The ordinance was enacted in July, the city says, to eliminate a threat to public safety, after there was an explosion of panhandling in medians. The ACLU and Goodwin Procter filed suit on behalf of two political protestors, Michael Cutting and Wells Staley-Mays, who say the ordinance infringes on on their rights to protest the government. The suit also names a homeless woman as plaintiff, Alison Prior, who says she can no longer make enough money panhandling in Portland because medians are where the money is.

But as both sides made their arguments Tuesday, it was the judge that raised a question about the ordinance that neither side had argued before. Judge George Singal questioned the validity of the ordinance on the basis that it might ban some kinds of speech while protecting others. Portland Police Chief Michael Sauschuck testified officers have no intention of enforcing the ordinance when it comes to banging campaign signs into the ground at medians. State law protects those signs, and Judge Singal also questioned whether state law also protects people holding political signs in the medians.

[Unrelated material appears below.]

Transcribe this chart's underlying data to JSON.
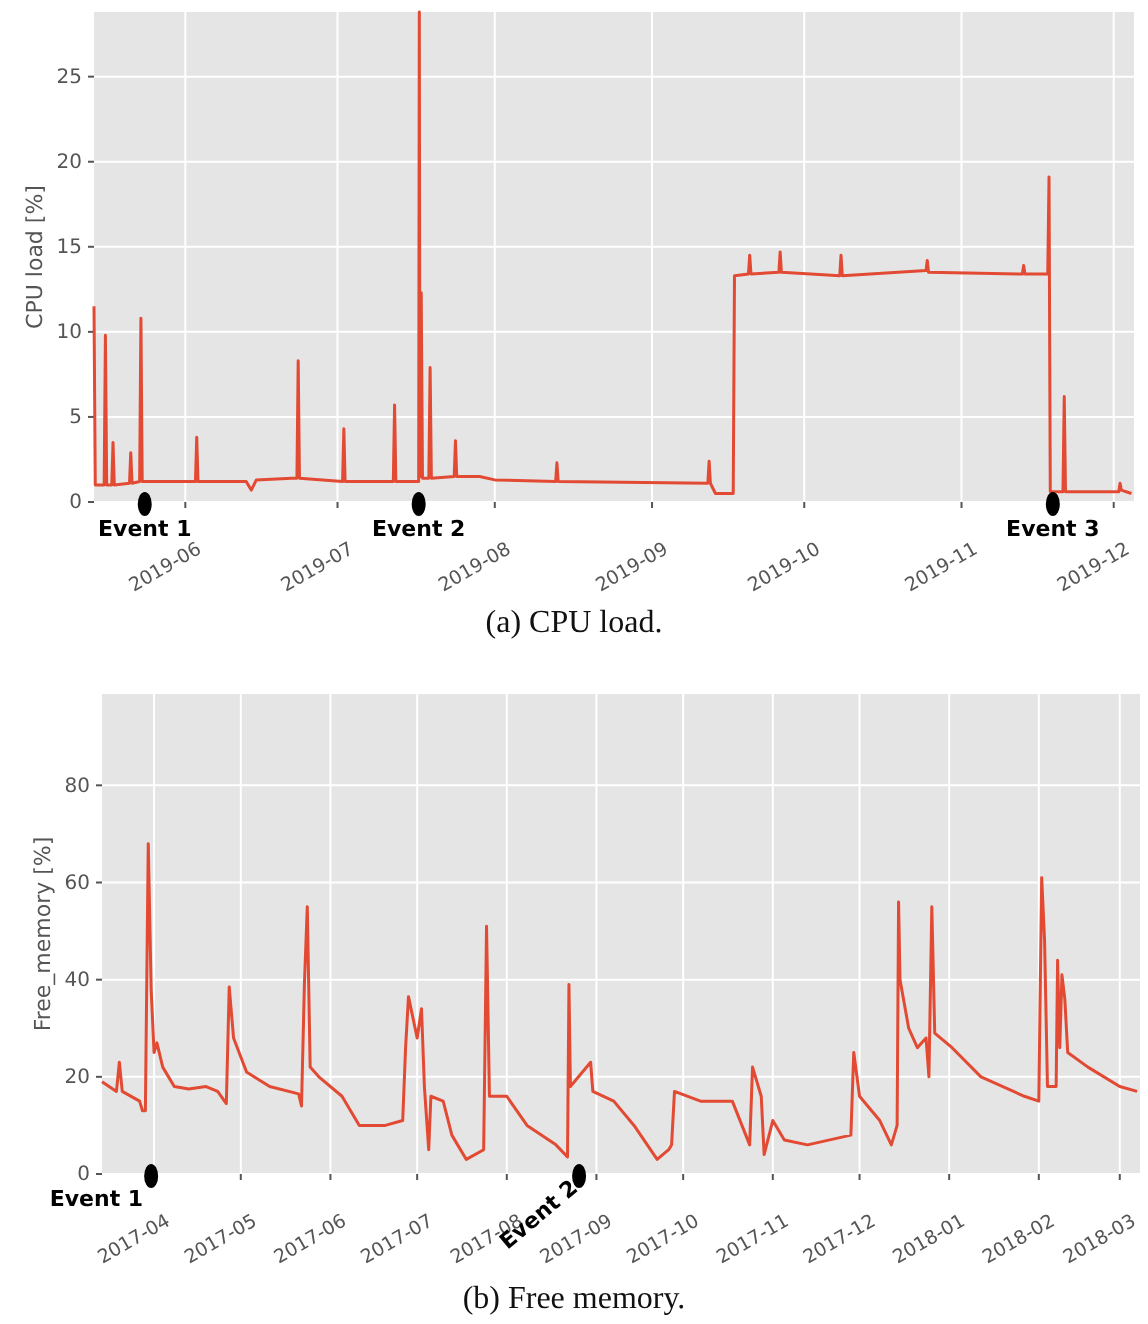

The city argues this issue is just a distraction, that there is a real public safety concern on medians and the intent of this law was to keep people from lingering in the median, not engaging in activities that only take a second.

Trish McAllister, the city's attorney said, "I just didn't think it was all that relevant to the conduct that the city's trying to regulate for safety purposes."

The ACLU, meanwhile, had been contending that telling people they can't spread their messages while standing in a median unfairly restricts their free speech. Now, they also plan to argue that campaign sign exception means the law discriminates against certain kinds of speech.

Zach Heiden, an attorney with the ACLU of Maine said, "I just didn't think it was all that relevant to the conduct that the city's trying to regulate for safety purposes."

In about four weeks from now, both sides have to submit written arguments to the judge, who then can take at least another two weeks to decide the case.